Que se cuide cualquier insensato de juzgar ligeramente. Jean Alain guarda un espacio meritorio como servidor público. Nadie en su sana conciencia puede denostar su fiel cometido. Solo la pasioncilla corrosiva de la envidia puede alentar el sórdido sentir que circula por las redes. Jean Alain ha asumido como ningún otro funcionario las razones que lo llevaron a la Procuraduría, y lo ha hecho con un sentido idílico de la lealtad.
El presidente Medina, exasperado y con las aguas de Odebrecht al ras de la nariz, le confió a ese muchacho una encomienda que lo desbordaba, tan frágil como un cristal: sacar a Punta Catalina del paquete, sin roturas. El objetivo no solo era imperioso, sino concluyente: una misión de vida o muerte. Era como desactivar un explosivo en cuenta regresiva. Sin vacilaciones, Jean Alain aceptó cargar con el trance de una detonación suicida y lo logró. El presidente respira hoy aires de reelección gracias al fino trabajo de Jean Alain: el hijo que no crio.

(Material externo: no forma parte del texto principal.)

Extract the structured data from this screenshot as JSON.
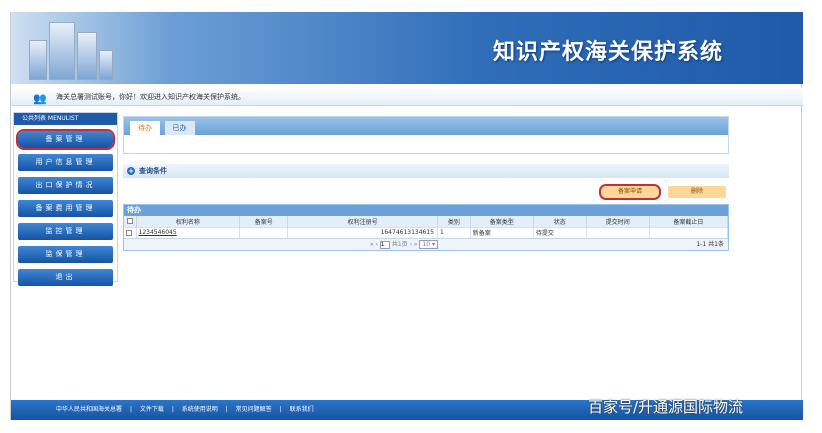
{
  "header": {
    "title": "知识产权海关保护系统"
  },
  "welcome": {
    "text": "海关总署测试账号，你好！欢迎进入知识产权海关保护系统。"
  },
  "sidebar": {
    "head": "公共列表 MENULIST",
    "items": [
      {
        "label": "备案管理"
      },
      {
        "label": "用户信息管理"
      },
      {
        "label": "出口保护情况"
      },
      {
        "label": "备案费用管理"
      },
      {
        "label": "监控管理"
      },
      {
        "label": "监保管理"
      },
      {
        "label": "退出"
      }
    ]
  },
  "tabs": [
    {
      "label": "待办"
    },
    {
      "label": "已办"
    }
  ],
  "query": {
    "label": "查询条件"
  },
  "buttons": {
    "apply": "备案申请",
    "delete": "删除"
  },
  "grid": {
    "title": "待办",
    "columns": [
      "权利名称",
      "备案号",
      "权利注册号",
      "类别",
      "备案类型",
      "状态",
      "提交时间",
      "备案截止日"
    ],
    "rows": [
      [
        "1234546045",
        "",
        "16474613134615",
        "1",
        "新备案",
        "待提交",
        "",
        ""
      ]
    ],
    "pager": {
      "prev": "« ‹",
      "page": "1",
      "of": "共1页",
      "next": "› »",
      "size": "10 ▾",
      "summary": "1-1 共1条"
    }
  },
  "footer": {
    "links": [
      "中华人民共和国海关总署",
      "|",
      "文件下载",
      "|",
      "系统使用说明",
      "|",
      "常见问题解答",
      "|",
      "联系我们"
    ]
  },
  "watermark": "百家号/升通源国际物流"
}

Comparar al procurador con cualquier otro funcionario es grotesco. El círculo de intimidad palaciega es apenas un corillo desafinado de bufones que se agota cada día en la vocinglería más indigesta; su adeudo más noble es adular. Jean Alain, en cambio, aquilató la elegante discreción de su jefe y ha hablado con la firmeza de sus omisiones, que son más persuasivas que sus parcas actuaciones. Con ese libreto en mano sorteó como una serpiente a Punta Catalina; no la tocó ni con el aliento del silencio.
Punta Catalina no tiene confines; en ella se glorificaron todas las perversiones. Es un reservorio mugriento y promiscuo de arácnidos, reptiles y batracios. Los pecados anidados en sus humedales son repulsivos; ellos tasan con igual miseria a políticos, gente de abolengo centenario, contratistas, asesores y tecnócratas. El silencio los ha confabulado en una cruzada de titanio por la reelección, una aventura desesperada forzada más por la impunidad que por el poder.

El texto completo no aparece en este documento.